The so-called Volcker rule, passed last year as part of the financial regulatory overhaul, has forced hundreds of traders from Wall Street’s biggest banks to launch their own funds or join smaller, boutique investment firms.
These smaller, mostly private firms, don’t present the same risk to the overall financial system, and therefore have more freedom to make riskier trades than the big banks.
Just last Wednesday, the boutique investment firm First New York Securities announced it has hired traders from Bank of America, Morgan Stanley, and Credit Suisse. Four of the hires came from the trading desk at Bank of America led by fixed-income specialist David Sobotka. He runs a $3 billion proprietary trading desk for the bank, one of the largest that has yet to be spun off.
“We are getting a big influx of traders coming out of banks, primarily because of the Volcker rule,” said Joseph Schenk, who runs First New York. His trading firm has increased its headcount by roughly 20% in the last year.

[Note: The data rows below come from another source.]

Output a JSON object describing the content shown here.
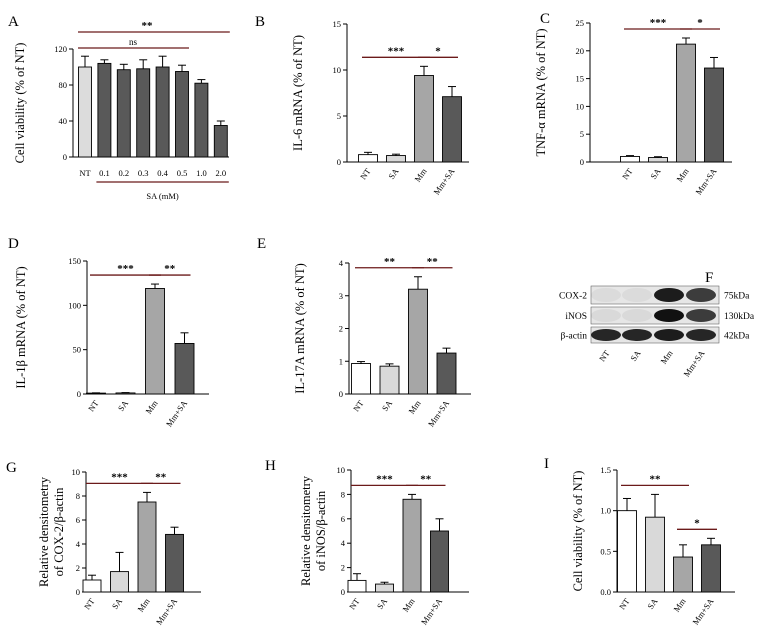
{
  "colors": {
    "NT": "#ffffff",
    "SA": "#d9d9d9",
    "Mm": "#a6a6a6",
    "Mm+SA": "#595959",
    "bar_dark": "#595959",
    "bar_light": "#dcdcdc",
    "sig_line": "#6b1a1a"
  },
  "western_blot": {
    "label": "F",
    "rows": [
      {
        "protein": "COX-2",
        "size": "75kDa"
      },
      {
        "protein": "iNOS",
        "size": "130kDa"
      },
      {
        "protein": "β-actin",
        "size": "42kDa"
      }
    ],
    "lanes": [
      "NT",
      "SA",
      "Mm",
      "Mm+SA"
    ]
  },
  "chart_data": [
    {
      "panel": "A",
      "type": "bar",
      "ylabel": "Cell viability (% of NT)",
      "xlabel": "SA (mM)",
      "categories": [
        "NT",
        "0.1",
        "0.2",
        "0.3",
        "0.4",
        "0.5",
        "1.0",
        "2.0"
      ],
      "values": [
        100,
        104,
        97,
        98,
        100,
        95,
        82,
        35
      ],
      "errors": [
        12,
        4,
        6,
        10,
        12,
        7,
        4,
        5
      ],
      "ylim": [
        0,
        120
      ],
      "yticks": [
        0,
        40,
        80,
        120
      ],
      "significance": [
        {
          "from": 0,
          "to": 7,
          "label": "**"
        },
        {
          "from": 0,
          "to": 5,
          "label": "ns"
        }
      ]
    },
    {
      "panel": "B",
      "type": "bar",
      "ylabel": "IL-6 mRNA (% of NT)",
      "categories": [
        "NT",
        "SA",
        "Mm",
        "Mm+SA"
      ],
      "values": [
        0.8,
        0.7,
        9.4,
        7.1
      ],
      "errors": [
        0.25,
        0.15,
        1.0,
        1.1
      ],
      "ylim": [
        0,
        15
      ],
      "yticks": [
        0,
        5,
        10,
        15
      ],
      "significance": [
        {
          "from": 0,
          "to": 2,
          "label": "***"
        },
        {
          "from": 2,
          "to": 3,
          "label": "*"
        }
      ]
    },
    {
      "panel": "C",
      "type": "bar",
      "ylabel": "TNF-α mRNA (% of NT)",
      "categories": [
        "NT",
        "SA",
        "Mm",
        "Mm+SA"
      ],
      "values": [
        1.0,
        0.8,
        21.2,
        16.9
      ],
      "errors": [
        0.15,
        0.15,
        1.1,
        1.9
      ],
      "ylim": [
        0,
        25
      ],
      "yticks": [
        0,
        5,
        10,
        15,
        20,
        25
      ],
      "significance": [
        {
          "from": 0,
          "to": 2,
          "label": "***"
        },
        {
          "from": 2,
          "to": 3,
          "label": "*"
        }
      ]
    },
    {
      "panel": "D",
      "type": "bar",
      "ylabel": "IL-1β mRNA (% of NT)",
      "categories": [
        "NT",
        "SA",
        "Mm",
        "Mm+SA"
      ],
      "values": [
        1.0,
        1.2,
        119,
        57
      ],
      "errors": [
        0.3,
        0.4,
        5,
        12
      ],
      "ylim": [
        0,
        150
      ],
      "yticks": [
        0,
        50,
        100,
        150
      ],
      "significance": [
        {
          "from": 0,
          "to": 2,
          "label": "***"
        },
        {
          "from": 2,
          "to": 3,
          "label": "**"
        }
      ]
    },
    {
      "panel": "E",
      "type": "bar",
      "ylabel": "IL-17A mRNA (% of NT)",
      "categories": [
        "NT",
        "SA",
        "Mm",
        "Mm+SA"
      ],
      "values": [
        0.93,
        0.85,
        3.2,
        1.25
      ],
      "errors": [
        0.06,
        0.07,
        0.38,
        0.15
      ],
      "ylim": [
        0,
        4
      ],
      "yticks": [
        0,
        1,
        2,
        3,
        4
      ],
      "significance": [
        {
          "from": 0,
          "to": 2,
          "label": "**"
        },
        {
          "from": 2,
          "to": 3,
          "label": "**"
        }
      ]
    },
    {
      "panel": "G",
      "type": "bar",
      "ylabel": "Relative densitometry of COX-2/β-actin",
      "categories": [
        "NT",
        "SA",
        "Mm",
        "Mm+SA"
      ],
      "values": [
        1.0,
        1.7,
        7.5,
        4.8
      ],
      "errors": [
        0.4,
        1.6,
        0.8,
        0.6
      ],
      "ylim": [
        0,
        10
      ],
      "yticks": [
        0,
        2,
        4,
        6,
        8,
        10
      ],
      "significance": [
        {
          "from": 0,
          "to": 2,
          "label": "***"
        },
        {
          "from": 2,
          "to": 3,
          "label": "**"
        }
      ]
    },
    {
      "panel": "H",
      "type": "bar",
      "ylabel": "Relative densitometry of iNOS/β-actin",
      "categories": [
        "NT",
        "SA",
        "Mm",
        "Mm+SA"
      ],
      "values": [
        0.95,
        0.65,
        7.6,
        5.0
      ],
      "errors": [
        0.55,
        0.15,
        0.4,
        1.0
      ],
      "ylim": [
        0,
        10
      ],
      "yticks": [
        0,
        2,
        4,
        6,
        8,
        10
      ],
      "significance": [
        {
          "from": 0,
          "to": 2,
          "label": "***"
        },
        {
          "from": 2,
          "to": 3,
          "label": "**"
        }
      ]
    },
    {
      "panel": "I",
      "type": "bar",
      "ylabel": "Cell viability (% of NT)",
      "categories": [
        "NT",
        "SA",
        "Mm",
        "Mm+SA"
      ],
      "values": [
        1.0,
        0.92,
        0.43,
        0.58
      ],
      "errors": [
        0.15,
        0.28,
        0.15,
        0.08
      ],
      "ylim": [
        0,
        1.5
      ],
      "yticks": [
        "0.0",
        "0.5",
        "1.0",
        "1.5"
      ],
      "significance": [
        {
          "from": 0,
          "to": 2,
          "label": "**"
        },
        {
          "from": 2,
          "to": 3,
          "label": "*"
        }
      ]
    }
  ]
}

Bank of America must still decide what to do with David Sobotka’s trading desk, which it inherited when it purchased Merrill Lynch during the financial crisis. It is reportedly considering an outright sale of the business, or reassigning some of the 60 traders that work at the desk to other parts of its business. Sobotka himself has been put in charge of the bank’s commodities division on top of his trading responsibilities.